Connect a GC controller into a Commodore 64/128

---DISCLAIMER---

I TAKE NO RESPONSIBILITY AND/OR LIABILITY IF DAMAGES/LOSSES OR INJURY IS CAUSED USING THIS INFORMATION. YOU USE THIS INFORMATION AT YOUR OWN RISK.

The original MIT liscence and disclaimer is included in main.c as a precaution.

---DISCLAIMER---

PARTS LIST

1x Raspberry Pi Pico 1x TXS0108E 5x 1N4148 Switching Diodes 1x DB9 Female connector 1x plug for GC controller. Good luck with that one.

A wire with 8 conducting lines, such as a ethernet cable should work. Soldering experience is an asset. Heatshrink is nice but not required.

A few notes about this design.

This is designed to work with a Raspberry Pi Pico. It does not use PIO instead relying on NOPS for cycle specific timing.

Open collector I/O holds a data line high for logical 0 and pulls to ground for a logical 1. This is very important to note for this design and the code that goes with it.
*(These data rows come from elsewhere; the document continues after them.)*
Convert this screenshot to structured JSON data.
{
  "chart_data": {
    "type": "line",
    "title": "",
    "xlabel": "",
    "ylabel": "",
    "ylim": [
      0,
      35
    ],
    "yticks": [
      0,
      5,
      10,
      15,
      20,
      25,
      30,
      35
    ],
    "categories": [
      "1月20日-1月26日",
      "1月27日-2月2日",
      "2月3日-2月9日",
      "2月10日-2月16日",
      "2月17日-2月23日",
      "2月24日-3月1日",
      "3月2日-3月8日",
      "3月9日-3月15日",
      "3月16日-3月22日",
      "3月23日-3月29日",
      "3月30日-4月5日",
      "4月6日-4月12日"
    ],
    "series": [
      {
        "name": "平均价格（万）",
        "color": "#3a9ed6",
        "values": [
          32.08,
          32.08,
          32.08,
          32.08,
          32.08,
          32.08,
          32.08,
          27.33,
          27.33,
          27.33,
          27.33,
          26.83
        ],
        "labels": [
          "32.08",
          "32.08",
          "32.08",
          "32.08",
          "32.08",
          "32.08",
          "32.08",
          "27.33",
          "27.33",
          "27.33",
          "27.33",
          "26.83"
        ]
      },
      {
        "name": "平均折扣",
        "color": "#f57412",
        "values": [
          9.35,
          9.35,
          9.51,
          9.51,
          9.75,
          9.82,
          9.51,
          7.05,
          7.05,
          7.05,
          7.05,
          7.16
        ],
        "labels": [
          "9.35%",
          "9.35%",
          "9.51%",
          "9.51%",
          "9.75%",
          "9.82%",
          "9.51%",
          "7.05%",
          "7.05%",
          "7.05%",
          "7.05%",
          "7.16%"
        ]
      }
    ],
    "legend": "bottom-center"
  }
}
You should never put voltage on open collector I/O as a precaution.

As far as I understand, the GC controller uses an open collector I/O and is suppose to use 3.43 volts, however it has been my experience it is perfectly happy with 3.3V. The timing has been tested against an oscilloscope and it shouldn't be able to drive the data line to 3.3V when the GC controller is driving the line low to ground. Putting a voltage onto an open collector I/O is bad and can damage parts. As a precaution, I've set the drive current to 2 millamps and then have the code immediately after set a pull up resistor. The data sheet does not specify if this turns off the drive current on the GPIO. The pull up resistor is something around 60K ohm and should only allow approximately 55 microamps when holding the line at high, 3.3V. When the GC controller is idle, both it and the Raspberry Pi Pico will hold the line at 3.3V and no current should be able to flow along the dataline. I've been using it this way without any issue for awhile now.

the Commodore 64/128 uses open collector I/O. The level converters in this design do not play nice with this and can damage your equipment. I had used 5x 1N4148 switching diodes to compensate for this. They only allow current to flow in one direction, out of the Commodore, protecting the (extremely) difficult to replace hardware contained within. The level converter is in place to ensure the the GPIO on the Raspberry Pi only ever sees 3.3V at max, protecting its pins as well.

The joystick port of the Commodore is documented to only allowed up to 100mA to be drawn from the joysick port. I have looked at the circuit schematics and on the board itself and have verified it ties directly into the 5V rail of the version I own. This might be different on different machines. I have also placed a multimeter in the circuit and verified it only draws 25mA average on load.

This circuit has also been tested and works with an original Atari 2600. It does not work with an Atari Flashback 8.

Please also do not plug in the Raspberry Pi Pico into a usb port to program it while this circuit is also plugged into a Commodore. It will try to power the 5V rail of the Commodore causing a power surge on the USB port. This was learned by accident. (whoopsie)

Although I've taken many precautions to ensure the safety of equipment and have even tested this circuit extensively, I am only human, I might has missed something or coded something incorrectly. It is your responsbility to ensure the accuracy and safety of the information provided.

---DISCLAIMER---

I TAKE NO RESPONSIBILITY AND/OR LIABILITY IF DAMAGES/LOSSES OR INJURY IS CAUSED USING THIS INFORMATION. YOU USE THIS INFORMATION AT YOUR OWN RISK.

The original MIT liscence and disclaimer is included in main.c as a precaution.

---DISCLAIMER---

With that said, please be diligent, look over the code, check the circuit, and ensure you are being safe.